Meta Analysis of Trade Insurance Using Text Mining (텍스트 마이닝을 활용한 무역보험분야의 메타분석)

  • Hyun-Hee Park;Sung-Je Cho
    • Korea Trade Review
    • /
    • v.45 no.6
    • /
    • pp.157-179
    • /
    • 2020
  • This study presented the results of meta-analysis through topic modeling among the papers published in the Journal of the International Trade Association for the purpose of presenting academic research trends in the field of trade insurance and future research directions. Among the total 2,010 papers included in the Journal of the Korea International Trade Association, the analyzed paper covers the subject of trade-related insurance. According to detailed topics, 33 marine insurance (42.31%), 16 export insurance (20.51%), 11 hull insurance (14.10%), and 18 others (23.08%), and 4 other products liability insurance. According to the empirical analysis results, Topic 1 was classified as marine insurance, airworthiness, notice obligation, and collateral, and Topic 2 was derived as a representative topic for loading insurance, emergency risk, and immunity as export insurance.

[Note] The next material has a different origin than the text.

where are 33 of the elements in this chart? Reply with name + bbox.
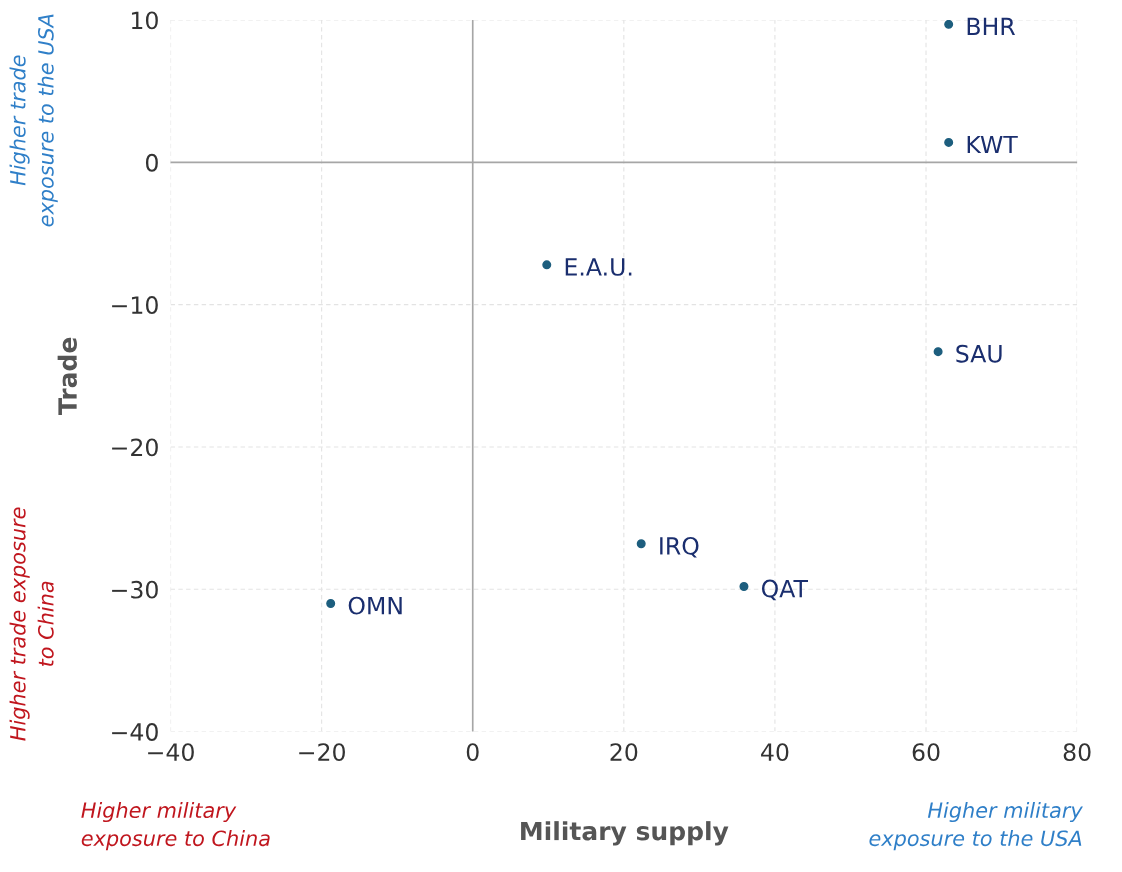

And Topic 3 was classified as vessel, sinking and container in relation to ship insurance, and Topic 4 was analyzed as an important topic such as manufacture and British marine insurance. Through the analysis results, we selected the representative topic used for the trade insurance topic and looked at the status of major research. Trade insurance is an area that requires the development of more theoretical and practical research subjects as an optimal risk management means in international trade transactions. To this end, first, support from the Korea International Trade Association is needed to establish a continuous research subject sharing system for the development of research subjects in the field of trade insurance. Second, academic journal operation management must be continuously managed in which academic research papers can be submitted and published.